The following season, his progress continued to move forward in the A-Jugend Bundesliga, where he scored another 24 goals and added 6 assists to his tally, all within 23 games, with the form being something he carried over to the national set up too, where 18 goals and three assists followed in just 17 games.
And in Germany this type of form doesn’t go unnoticed. Werner won the Fritz Walter Medal at the end of the campaign, meaning he was seen as the best German youth player in his age group. It is the highest youth football accolade in Germany and a prize won by a member of VfB Stuttgart’s youth sides most years, a testament to their production line of talent and coaching at youth level.
This all led to his inclusion in Vfb’s pre-season squad, where he was starting to experience the perks of being a first-team member, such as not having to clean his own boots after games and training.

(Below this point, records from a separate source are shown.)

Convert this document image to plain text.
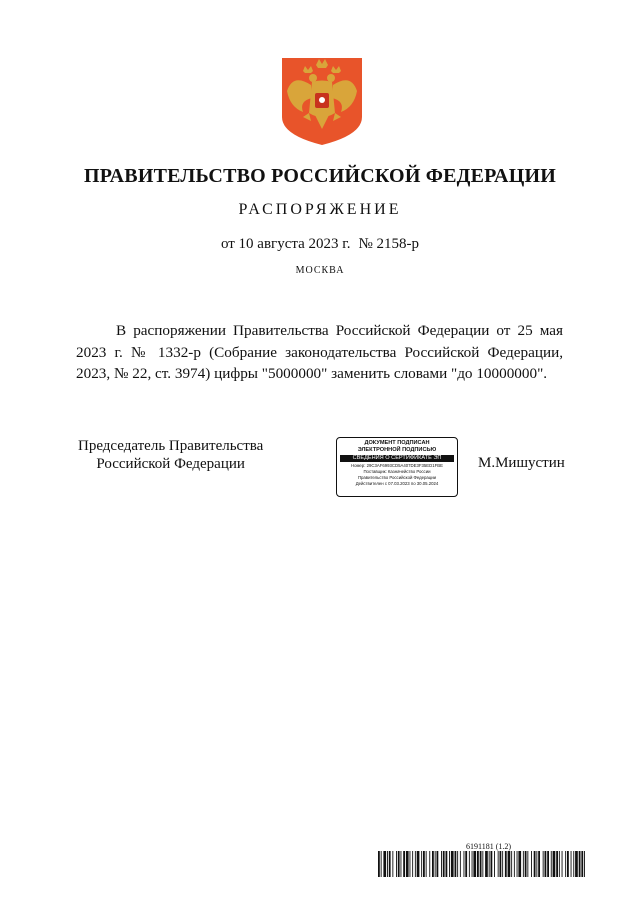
ПРАВИТЕЛЬСТВО РОССИЙСКОЙ ФЕДЕРАЦИИ
РАСПОРЯЖЕНИЕ
от 10 августа 2023 г. № 2158-р
МОСКВА

В распоряжении Правительства Российской Федерации от 25 мая 2023 г. № 1332-р (Собрание законодательства Российской Федерации, 2023, № 22, ст. 3974) цифры "5000000" заменить словами "до 10000000".

Председатель Правительства
Российской Федерации
ДОКУМЕНТ ПОДПИСАН
ЭЛЕКТРОННОЙ ПОДПИСЬЮ
СВЕДЕНИЯ О СЕРТИФИКАТЕ ЭП
Номер: 29C3AF6993CD5A407DE3F35ED1FBE
Поставщик: Казначейство России
Правительство Российской Федерации
Действителен с 07.03.2023 по 30.05.2024
М.Мишустин
6191181 (1.2)
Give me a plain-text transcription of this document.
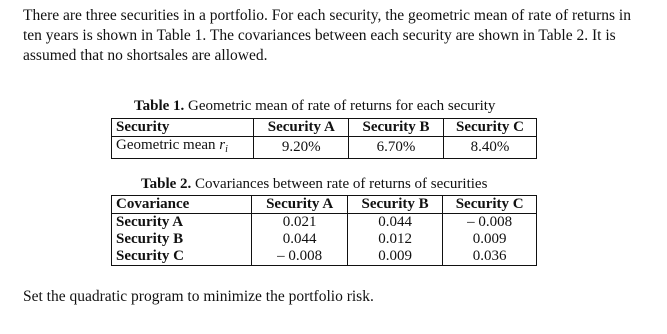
There are three securities in a portfolio. For each security, the geometric mean of rate of returns in ten years is shown in Table 1. The covariances between each security are shown in Table 2. It is assumed that no shortsales are allowed.

Table 1. Geometric mean of rate of returns for each security
Security	Security A	Security B	Security C
Geometric mean $\overline{r}_i$	9.20%	6.70%	8.40%
Table 2. Covariances between rate of returns of securities
Covariance	Security A	Security B	Security C
Security A	0.021	0.044	– 0.008
Security B	0.044	0.012	0.009
Security C	– 0.008	0.009	0.036

Set the quadratic program to minimize the portfolio risk.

And despite still being eligible for another season in the A-Jugend BuLi, Labbadia felt he was ready for the step up, mainly due to the pure ability he possesses.
And like most players his age, he is still trying to get his round how quickly things have progressed for him,
“The first time practicing with the professionals was something completely new for me.
Until that day, I only knew the players from watching them on television but now I sit next to them in the dressing room”
But back to his ability, Werner, despite possessing the traits, is not all about pace, goals and skill, he is much more old fashioned, and less full of flair, than most young wingers are currently. Werner is also powerful, despite only being 17, he is 6ft tall and has a superb physique, his two goals at the weekend highlighting this. His first, the Freiburg defenders couldn’t stop him once he started running, twisting and turning, and his second where he bullied the defender off the ball before finishing with aplomb, when lesser players would have played the simple pass sideways.
He has a thunderbolt of a shot when needed and his pace and lethal nature in front of goal from that left hand side is why new Stuttgart Thomas Schneider coach has stuck with Werner, once Labbadia departed. It’s a great signal of faith from his new manager, when it would have been very easy for him to put him back in the second string and nurture his talent at a slower pace, but when a player like Werner has so much talent in abundance, it was only the right thing to do to keep in the first team fold.
The right-footed youngster, somewhat reminiscent to Andrei Arshavin in looks, but that’s not the point, is very much one of Germany’s brightest young talents and we're in no doubt that you will see his talent on the biggest stages in football very soon.